Check those smirks. This doesn’t concern a certain less-than-reputable industry (banking $100 billion+ annually) or Japan’s general proclivity for weirdness. Actually, the ability to simulate the tactile sensation of soft breast tissue could have important medical applications.
And for students learning the proper way to palpate breasts for lumps, this could be a literal lifesaver.
We’ve seen big advances in haptics over the last decade or so, but as IEEE points out, simulating soft tactile sensations remains extraordinarily difficult. Last week at SID, Tianma NLT demonstrated an LCD prototype incorporating their proprietary tactile touch technology — electrical vibrations simulate a rough texture onscreen — but even taking into account the different contexts (and how cool it actually was), it was a far cry from soft human flesh.
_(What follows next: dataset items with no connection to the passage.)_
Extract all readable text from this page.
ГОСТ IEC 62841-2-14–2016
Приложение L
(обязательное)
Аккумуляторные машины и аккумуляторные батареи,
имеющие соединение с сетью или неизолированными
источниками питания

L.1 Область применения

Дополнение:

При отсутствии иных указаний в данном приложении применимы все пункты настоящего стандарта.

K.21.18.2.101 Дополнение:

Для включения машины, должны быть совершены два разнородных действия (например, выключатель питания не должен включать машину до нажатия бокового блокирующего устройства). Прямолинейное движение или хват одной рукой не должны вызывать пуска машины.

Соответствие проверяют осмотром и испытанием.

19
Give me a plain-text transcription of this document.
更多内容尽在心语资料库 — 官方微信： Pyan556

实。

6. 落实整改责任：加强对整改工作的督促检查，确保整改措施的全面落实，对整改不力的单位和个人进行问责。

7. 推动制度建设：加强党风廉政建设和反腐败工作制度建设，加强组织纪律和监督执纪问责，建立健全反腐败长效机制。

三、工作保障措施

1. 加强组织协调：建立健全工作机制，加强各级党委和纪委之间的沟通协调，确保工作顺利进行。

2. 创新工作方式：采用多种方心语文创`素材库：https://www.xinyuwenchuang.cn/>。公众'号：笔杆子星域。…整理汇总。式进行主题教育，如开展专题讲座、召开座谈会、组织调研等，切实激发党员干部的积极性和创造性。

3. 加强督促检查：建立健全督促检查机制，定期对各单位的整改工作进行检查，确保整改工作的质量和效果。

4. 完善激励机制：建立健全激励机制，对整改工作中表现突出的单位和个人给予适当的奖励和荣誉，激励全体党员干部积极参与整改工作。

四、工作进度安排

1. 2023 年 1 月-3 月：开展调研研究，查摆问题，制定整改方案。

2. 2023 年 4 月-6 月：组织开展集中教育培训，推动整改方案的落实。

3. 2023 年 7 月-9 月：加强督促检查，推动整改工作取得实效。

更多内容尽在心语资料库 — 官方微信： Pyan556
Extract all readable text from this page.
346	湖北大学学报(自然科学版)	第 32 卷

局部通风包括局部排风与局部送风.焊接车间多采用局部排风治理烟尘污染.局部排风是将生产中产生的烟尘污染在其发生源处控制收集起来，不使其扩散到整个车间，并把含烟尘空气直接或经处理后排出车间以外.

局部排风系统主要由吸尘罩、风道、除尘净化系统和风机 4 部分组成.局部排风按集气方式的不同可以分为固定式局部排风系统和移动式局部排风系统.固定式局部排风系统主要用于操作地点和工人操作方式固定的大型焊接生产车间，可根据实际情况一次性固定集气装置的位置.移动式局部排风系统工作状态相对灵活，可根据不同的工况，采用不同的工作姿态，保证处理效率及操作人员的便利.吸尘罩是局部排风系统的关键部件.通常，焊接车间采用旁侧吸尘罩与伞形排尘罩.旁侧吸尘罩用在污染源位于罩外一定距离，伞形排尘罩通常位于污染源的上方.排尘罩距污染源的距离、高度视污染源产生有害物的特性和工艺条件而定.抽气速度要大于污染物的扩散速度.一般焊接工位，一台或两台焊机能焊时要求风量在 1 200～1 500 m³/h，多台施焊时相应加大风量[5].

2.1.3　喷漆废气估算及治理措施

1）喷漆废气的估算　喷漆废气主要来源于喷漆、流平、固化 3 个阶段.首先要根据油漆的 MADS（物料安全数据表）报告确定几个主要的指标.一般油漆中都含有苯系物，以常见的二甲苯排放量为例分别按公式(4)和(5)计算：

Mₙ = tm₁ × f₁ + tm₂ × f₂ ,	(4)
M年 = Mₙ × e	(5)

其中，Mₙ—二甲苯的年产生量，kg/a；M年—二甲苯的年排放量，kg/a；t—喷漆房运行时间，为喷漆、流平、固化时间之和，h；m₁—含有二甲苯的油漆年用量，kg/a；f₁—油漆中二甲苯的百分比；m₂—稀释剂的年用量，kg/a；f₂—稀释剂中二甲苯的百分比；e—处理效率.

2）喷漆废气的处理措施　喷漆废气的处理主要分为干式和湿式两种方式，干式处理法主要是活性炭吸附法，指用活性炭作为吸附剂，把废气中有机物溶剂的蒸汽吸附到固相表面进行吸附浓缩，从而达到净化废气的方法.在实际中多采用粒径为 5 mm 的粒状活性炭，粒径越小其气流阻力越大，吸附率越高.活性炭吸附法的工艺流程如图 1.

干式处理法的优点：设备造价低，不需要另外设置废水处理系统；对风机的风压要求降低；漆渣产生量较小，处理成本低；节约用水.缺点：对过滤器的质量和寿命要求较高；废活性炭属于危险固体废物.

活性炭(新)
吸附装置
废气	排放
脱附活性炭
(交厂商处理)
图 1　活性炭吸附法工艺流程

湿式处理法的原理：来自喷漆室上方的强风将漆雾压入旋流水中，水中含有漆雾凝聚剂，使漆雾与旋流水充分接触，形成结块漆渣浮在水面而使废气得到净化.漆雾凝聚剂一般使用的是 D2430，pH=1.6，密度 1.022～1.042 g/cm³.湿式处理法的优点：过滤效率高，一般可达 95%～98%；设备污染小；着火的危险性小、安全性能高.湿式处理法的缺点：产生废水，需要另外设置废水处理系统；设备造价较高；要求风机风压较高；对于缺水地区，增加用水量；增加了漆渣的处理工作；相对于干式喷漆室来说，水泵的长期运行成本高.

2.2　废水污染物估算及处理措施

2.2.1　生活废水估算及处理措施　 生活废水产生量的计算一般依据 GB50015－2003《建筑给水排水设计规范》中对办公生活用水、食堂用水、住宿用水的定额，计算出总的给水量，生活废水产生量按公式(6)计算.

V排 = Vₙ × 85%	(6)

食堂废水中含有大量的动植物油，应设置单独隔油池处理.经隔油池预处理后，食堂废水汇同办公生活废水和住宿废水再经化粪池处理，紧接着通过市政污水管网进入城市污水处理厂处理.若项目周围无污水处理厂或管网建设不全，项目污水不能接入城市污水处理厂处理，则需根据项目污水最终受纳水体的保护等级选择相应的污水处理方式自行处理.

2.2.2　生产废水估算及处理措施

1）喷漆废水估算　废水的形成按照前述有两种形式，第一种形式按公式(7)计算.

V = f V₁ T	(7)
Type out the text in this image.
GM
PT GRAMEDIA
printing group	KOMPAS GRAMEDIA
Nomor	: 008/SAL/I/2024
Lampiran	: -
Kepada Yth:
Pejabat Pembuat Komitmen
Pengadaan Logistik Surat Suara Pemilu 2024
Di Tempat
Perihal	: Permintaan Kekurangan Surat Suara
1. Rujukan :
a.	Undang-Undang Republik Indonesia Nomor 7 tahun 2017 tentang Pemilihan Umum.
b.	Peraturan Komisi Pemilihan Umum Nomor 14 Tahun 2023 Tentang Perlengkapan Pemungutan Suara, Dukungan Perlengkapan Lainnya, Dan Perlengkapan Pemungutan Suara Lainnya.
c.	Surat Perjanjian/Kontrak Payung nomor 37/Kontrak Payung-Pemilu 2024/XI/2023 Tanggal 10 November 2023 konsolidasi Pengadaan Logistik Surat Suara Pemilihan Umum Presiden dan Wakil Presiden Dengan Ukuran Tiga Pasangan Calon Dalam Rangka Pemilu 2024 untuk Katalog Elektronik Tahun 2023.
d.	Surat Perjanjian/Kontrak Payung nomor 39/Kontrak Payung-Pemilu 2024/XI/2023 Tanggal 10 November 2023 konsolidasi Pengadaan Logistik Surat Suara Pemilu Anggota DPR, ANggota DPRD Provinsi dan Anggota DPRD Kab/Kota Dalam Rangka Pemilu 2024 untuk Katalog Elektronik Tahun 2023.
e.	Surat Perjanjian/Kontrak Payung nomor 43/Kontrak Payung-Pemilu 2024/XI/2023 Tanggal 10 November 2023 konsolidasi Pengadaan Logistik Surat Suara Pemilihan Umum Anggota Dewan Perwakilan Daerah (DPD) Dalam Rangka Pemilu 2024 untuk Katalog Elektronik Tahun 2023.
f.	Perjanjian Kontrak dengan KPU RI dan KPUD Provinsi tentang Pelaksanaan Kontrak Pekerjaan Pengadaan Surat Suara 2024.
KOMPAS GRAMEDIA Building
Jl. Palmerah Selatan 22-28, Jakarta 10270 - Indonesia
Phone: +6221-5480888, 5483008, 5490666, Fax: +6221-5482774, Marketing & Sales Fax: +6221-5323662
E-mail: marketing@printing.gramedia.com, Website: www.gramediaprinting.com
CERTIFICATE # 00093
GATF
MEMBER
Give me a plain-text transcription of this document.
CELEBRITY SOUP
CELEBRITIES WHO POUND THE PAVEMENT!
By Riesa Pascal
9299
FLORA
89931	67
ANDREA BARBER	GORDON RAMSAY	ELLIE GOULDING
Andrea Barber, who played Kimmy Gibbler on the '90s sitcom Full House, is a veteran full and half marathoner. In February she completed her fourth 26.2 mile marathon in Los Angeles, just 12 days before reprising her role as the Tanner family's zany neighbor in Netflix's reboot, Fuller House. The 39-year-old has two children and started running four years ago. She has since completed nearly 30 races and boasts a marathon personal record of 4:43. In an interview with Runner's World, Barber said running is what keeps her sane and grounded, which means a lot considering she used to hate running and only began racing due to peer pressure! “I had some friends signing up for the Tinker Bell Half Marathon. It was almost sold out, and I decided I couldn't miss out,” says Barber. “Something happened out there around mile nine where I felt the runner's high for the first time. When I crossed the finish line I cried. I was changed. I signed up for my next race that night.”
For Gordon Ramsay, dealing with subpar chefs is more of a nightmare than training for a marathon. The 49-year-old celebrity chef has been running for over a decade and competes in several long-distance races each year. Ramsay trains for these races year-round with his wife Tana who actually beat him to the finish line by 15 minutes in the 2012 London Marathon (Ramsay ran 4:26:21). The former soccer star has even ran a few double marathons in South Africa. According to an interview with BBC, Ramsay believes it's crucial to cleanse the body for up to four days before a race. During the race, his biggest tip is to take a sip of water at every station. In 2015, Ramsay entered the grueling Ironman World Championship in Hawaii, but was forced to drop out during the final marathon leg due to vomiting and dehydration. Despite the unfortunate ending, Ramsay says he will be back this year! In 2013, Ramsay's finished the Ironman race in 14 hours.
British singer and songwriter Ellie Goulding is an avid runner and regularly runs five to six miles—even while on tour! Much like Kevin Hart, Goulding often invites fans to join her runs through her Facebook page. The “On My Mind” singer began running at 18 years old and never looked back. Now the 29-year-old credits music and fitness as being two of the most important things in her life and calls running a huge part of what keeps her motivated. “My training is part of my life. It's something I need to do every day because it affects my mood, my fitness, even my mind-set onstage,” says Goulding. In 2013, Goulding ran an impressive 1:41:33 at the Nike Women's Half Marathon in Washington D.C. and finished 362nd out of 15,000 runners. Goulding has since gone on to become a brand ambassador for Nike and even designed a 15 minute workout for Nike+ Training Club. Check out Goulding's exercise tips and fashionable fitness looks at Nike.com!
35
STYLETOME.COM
Researchers at Gifu University in Japan took a more hands-on approach — so to speak — with their “multi-fingered haptic interface robot”, which looks like a cross between a medical instrument and the overly complicated motion-sense device Tom Cruise uses in Minority Report.
According to IEEE, conventional haptic devices convey softness by letting your finger move into the object before pulling it back like a rubber band. But this merely transmits force, not the sensation of soft touch. When the skin on our fingertips deforms, this generates “cutaneous signals”, which is what creates the actual sensation, and this is what the Japanese researchers strove to recreate.
Their robot uses hypergel – a thin flexible material similar to human flesh – connected to the fingertips, and when the devices “makes contact” with soft tissue, the gel “is stretched by two tiny rollers with a gap between them, so that a strip of gel is suspended in the air.”
Pulling the gel strip taut — increasing the tension — simulates a harder material, while loosening it creates a softer sensation.
The alternative — silicone models — is intrinsically limited, but the multi-fingered haptic interface robot allows students to check for lumps in different spots.
The possibilities are endless, but the most obvious application could prove most valuable – improving early detection of breast cancer.